One of the most risky and time-consuming steps of the manufacture of medicines is the scale-up, especially to generate powders and particles that further can be processed into formulations such as tablets. It is particularly difficult to control particle properties such as shape, size, size distribution, powder flow and compactability. The effort needed to control these particle properties and the risk management around it significantly contribute to the time-to-launch of a new medicine (both small molecular and new modality), not least because there are currently very limited tools available to predict particle property control during scale up showing low success rate.

In this project, we will use the thermodynamic microscale structuring of specific binary solvent systems to tailor particle properties, with the focus on shape in the first instance. Solvent mixtures such as acetonitrile/water have been described to show microheterogeneity, which is the demixing on the microscale while macroscopically the mixture behaves like a single phase. Due to the microheterogeneity, the solvent mixture contains droplets of one solvent in a continuous matrix of the other solvent, comparable with an emulsion but without the need to add surfactants for stabilisation. Our hypothesis is that the confinement of these droplets will enable us to control the particle shape of any compound showing a higher solubility in the droplet-forming solvent. Since the microheterogeneity forms spontaneously due to its thermodynamic nature, our proposed method will be scale- and equipment independent and thus can be tested on the small scale and robustly translated into batch scale up as well as continuous manufacture.

The proposed methodology will not only reduce the carbon footprint of the manufacturing process of any active pharmaceutical ingredient through reduction of additives and excipients needed but also provide a valuable tool to reduce the risk of scale-up and the time-to-launch for new drug compounds, which will have a direct benefit to the patient community and healthcare providers.

The main objectives are:

Generate proof-of-concept for the use of microheterogeneous binary solvent mixtures to control particle shape as pain point particle property. We will start with the well-understood mixture of acetonitrile/water as a model solvent and at least 20 model small-molecule drug compounds. Through controlled cooling crystallisation, we will then investigate the influence of droplet size and geometry - as a function of the solvent ratio - on the particle shape of the crystallisation product. This will allow us to map the influence of MH on particle shape over the phase diagram of the binary solvent mixture and control the particle shape. We will then widen the study to other binary and ternary solvent systems described to form microstructured mixtures.
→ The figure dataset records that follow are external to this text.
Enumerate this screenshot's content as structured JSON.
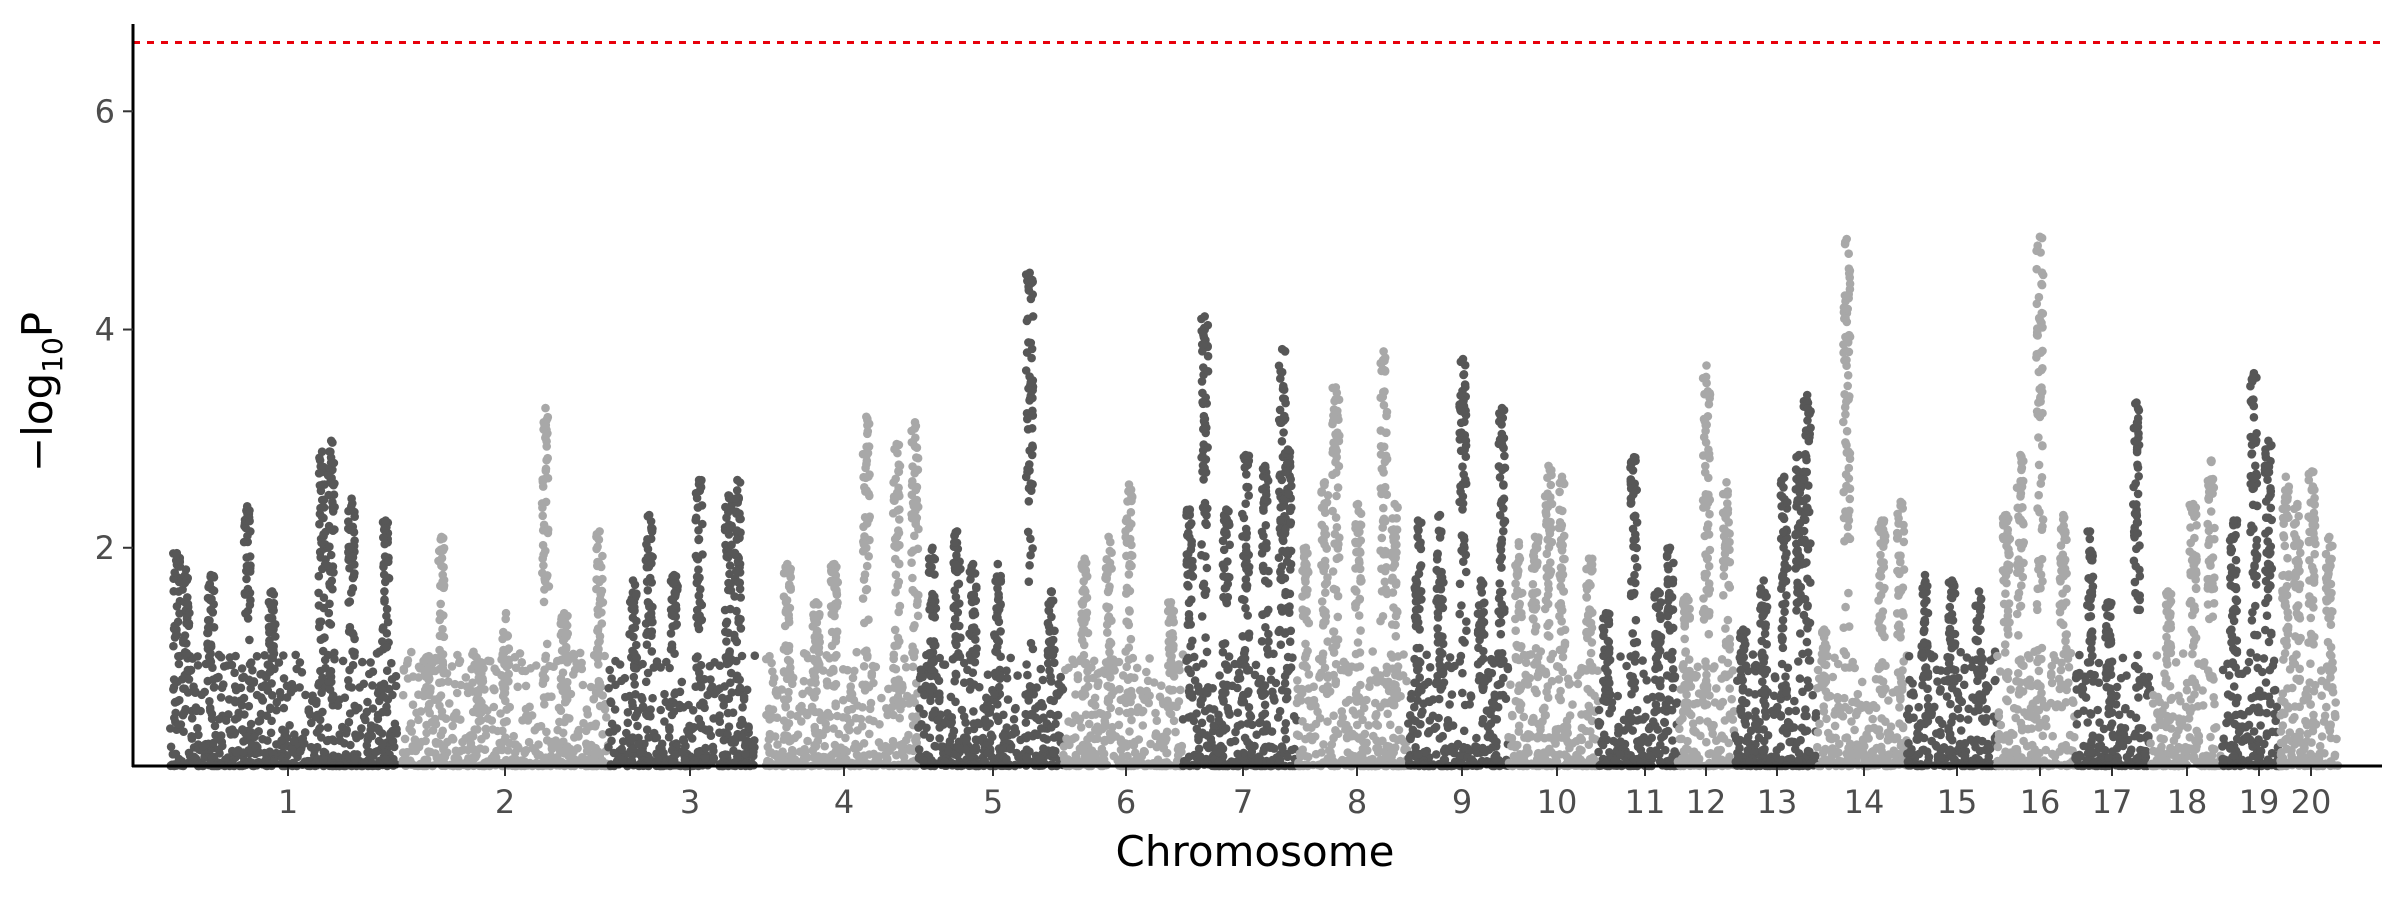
{
  "chart_data": {
    "type": "scatter",
    "title": "",
    "xlabel": "Chromosome",
    "ylabel_main": "−log",
    "ylabel_sub": "10",
    "ylabel_tail": "P",
    "ylim": [
      0,
      6.8
    ],
    "yticks": [
      2,
      4,
      6
    ],
    "significance_threshold": 6.63,
    "colors": {
      "dark": "#575757",
      "light": "#a8a8a8",
      "threshold": "#e8000b",
      "axis": "#000000"
    },
    "chromosomes": [
      {
        "label": "1",
        "shade": "dark",
        "peaks": [
          {
            "pos": 0.03,
            "y": 1.95
          },
          {
            "pos": 0.07,
            "y": 1.8
          },
          {
            "pos": 0.18,
            "y": 1.75
          },
          {
            "pos": 0.34,
            "y": 2.38
          },
          {
            "pos": 0.45,
            "y": 1.6
          },
          {
            "pos": 0.67,
            "y": 2.88
          },
          {
            "pos": 0.71,
            "y": 2.98
          },
          {
            "pos": 0.8,
            "y": 2.45
          },
          {
            "pos": 0.95,
            "y": 2.25
          }
        ]
      },
      {
        "label": "2",
        "shade": "light",
        "peaks": [
          {
            "pos": 0.12,
            "y": 1.0
          },
          {
            "pos": 0.19,
            "y": 2.1
          },
          {
            "pos": 0.38,
            "y": 0.95
          },
          {
            "pos": 0.5,
            "y": 1.4
          },
          {
            "pos": 0.69,
            "y": 3.28
          },
          {
            "pos": 0.78,
            "y": 1.4
          },
          {
            "pos": 0.95,
            "y": 2.15
          }
        ]
      },
      {
        "label": "3",
        "shade": "dark",
        "peaks": [
          {
            "pos": 0.17,
            "y": 1.7
          },
          {
            "pos": 0.28,
            "y": 2.3
          },
          {
            "pos": 0.45,
            "y": 1.75
          },
          {
            "pos": 0.62,
            "y": 2.62
          },
          {
            "pos": 0.82,
            "y": 2.48
          },
          {
            "pos": 0.88,
            "y": 2.62
          }
        ]
      },
      {
        "label": "4",
        "shade": "light",
        "peaks": [
          {
            "pos": 0.14,
            "y": 1.85
          },
          {
            "pos": 0.33,
            "y": 1.5
          },
          {
            "pos": 0.45,
            "y": 1.85
          },
          {
            "pos": 0.66,
            "y": 3.2
          },
          {
            "pos": 0.86,
            "y": 2.95
          },
          {
            "pos": 0.98,
            "y": 3.15
          }
        ]
      },
      {
        "label": "5",
        "shade": "dark",
        "peaks": [
          {
            "pos": 0.1,
            "y": 2.0
          },
          {
            "pos": 0.27,
            "y": 2.15
          },
          {
            "pos": 0.38,
            "y": 1.85
          },
          {
            "pos": 0.55,
            "y": 1.85
          },
          {
            "pos": 0.77,
            "y": 4.52
          },
          {
            "pos": 0.92,
            "y": 1.6
          }
        ]
      },
      {
        "label": "6",
        "shade": "light",
        "peaks": [
          {
            "pos": 0.18,
            "y": 1.9
          },
          {
            "pos": 0.38,
            "y": 2.1
          },
          {
            "pos": 0.55,
            "y": 2.58
          },
          {
            "pos": 0.9,
            "y": 1.5
          }
        ]
      },
      {
        "label": "7",
        "shade": "dark",
        "peaks": [
          {
            "pos": 0.06,
            "y": 2.35
          },
          {
            "pos": 0.19,
            "y": 4.12
          },
          {
            "pos": 0.38,
            "y": 2.35
          },
          {
            "pos": 0.55,
            "y": 2.85
          },
          {
            "pos": 0.72,
            "y": 2.75
          },
          {
            "pos": 0.87,
            "y": 3.82
          },
          {
            "pos": 0.92,
            "y": 2.9
          }
        ]
      },
      {
        "label": "8",
        "shade": "light",
        "peaks": [
          {
            "pos": 0.08,
            "y": 2.0
          },
          {
            "pos": 0.25,
            "y": 2.6
          },
          {
            "pos": 0.35,
            "y": 3.47
          },
          {
            "pos": 0.55,
            "y": 2.4
          },
          {
            "pos": 0.78,
            "y": 3.8
          },
          {
            "pos": 0.88,
            "y": 2.4
          }
        ]
      },
      {
        "label": "9",
        "shade": "dark",
        "peaks": [
          {
            "pos": 0.1,
            "y": 2.25
          },
          {
            "pos": 0.32,
            "y": 2.3
          },
          {
            "pos": 0.55,
            "y": 3.73
          },
          {
            "pos": 0.73,
            "y": 1.7
          },
          {
            "pos": 0.94,
            "y": 3.28
          }
        ]
      },
      {
        "label": "10",
        "shade": "light",
        "peaks": [
          {
            "pos": 0.12,
            "y": 2.05
          },
          {
            "pos": 0.3,
            "y": 2.1
          },
          {
            "pos": 0.45,
            "y": 2.75
          },
          {
            "pos": 0.6,
            "y": 2.65
          },
          {
            "pos": 0.9,
            "y": 1.9
          }
        ]
      },
      {
        "label": "11",
        "shade": "dark",
        "peaks": [
          {
            "pos": 0.1,
            "y": 1.4
          },
          {
            "pos": 0.45,
            "y": 2.83
          },
          {
            "pos": 0.75,
            "y": 1.6
          },
          {
            "pos": 0.9,
            "y": 2.0
          }
        ]
      },
      {
        "label": "12",
        "shade": "light",
        "peaks": [
          {
            "pos": 0.15,
            "y": 1.55
          },
          {
            "pos": 0.5,
            "y": 3.67
          },
          {
            "pos": 0.85,
            "y": 2.6
          }
        ]
      },
      {
        "label": "13",
        "shade": "dark",
        "peaks": [
          {
            "pos": 0.1,
            "y": 1.25
          },
          {
            "pos": 0.35,
            "y": 1.7
          },
          {
            "pos": 0.6,
            "y": 2.65
          },
          {
            "pos": 0.78,
            "y": 2.85
          },
          {
            "pos": 0.88,
            "y": 3.4
          }
        ]
      },
      {
        "label": "14",
        "shade": "light",
        "peaks": [
          {
            "pos": 0.08,
            "y": 1.25
          },
          {
            "pos": 0.33,
            "y": 4.83
          },
          {
            "pos": 0.72,
            "y": 2.25
          },
          {
            "pos": 0.93,
            "y": 2.42
          }
        ]
      },
      {
        "label": "15",
        "shade": "dark",
        "peaks": [
          {
            "pos": 0.2,
            "y": 1.75
          },
          {
            "pos": 0.5,
            "y": 1.7
          },
          {
            "pos": 0.8,
            "y": 1.6
          }
        ]
      },
      {
        "label": "16",
        "shade": "light",
        "peaks": [
          {
            "pos": 0.12,
            "y": 2.3
          },
          {
            "pos": 0.3,
            "y": 2.85
          },
          {
            "pos": 0.55,
            "y": 4.85
          },
          {
            "pos": 0.85,
            "y": 2.3
          }
        ]
      },
      {
        "label": "17",
        "shade": "dark",
        "peaks": [
          {
            "pos": 0.2,
            "y": 2.15
          },
          {
            "pos": 0.45,
            "y": 1.5
          },
          {
            "pos": 0.82,
            "y": 3.33
          }
        ]
      },
      {
        "label": "18",
        "shade": "light",
        "peaks": [
          {
            "pos": 0.25,
            "y": 1.6
          },
          {
            "pos": 0.6,
            "y": 2.4
          },
          {
            "pos": 0.85,
            "y": 2.8
          }
        ]
      },
      {
        "label": "19",
        "shade": "dark",
        "peaks": [
          {
            "pos": 0.2,
            "y": 2.25
          },
          {
            "pos": 0.55,
            "y": 3.6
          },
          {
            "pos": 0.8,
            "y": 2.98
          }
        ]
      },
      {
        "label": "20",
        "shade": "light",
        "peaks": [
          {
            "pos": 0.1,
            "y": 2.65
          },
          {
            "pos": 0.3,
            "y": 2.4
          },
          {
            "pos": 0.55,
            "y": 2.7
          },
          {
            "pos": 0.85,
            "y": 2.1
          }
        ]
      }
    ]
  }
}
Translate the developed lab-based method into batch scale up. We will then take the method developed in 1 to increase from a laboratory scale of ~10 ml to 20 L batch manufacture. It is the aim to prove that the thermodynamic nature of the microheterogeneity will allow for an equipment-independent scale up and hence minimise the risk accompanying traditional scale up.

Translate the developed lab-based method into continuous processes. We will use the particle shape control method in continuous crystallisation as part of continuous processing and manufacture. We will use continuous crystallisers to scale up the manufacture with controlled particle shape. The aim is to prove that the method is equipment-independent and could be used as part of continuous manufacture, such as for oral solid dosage forms.

The project work will be guided by our partner AstraZeneca, who will have frequent input and ensure that the research follows industry-relevant lines.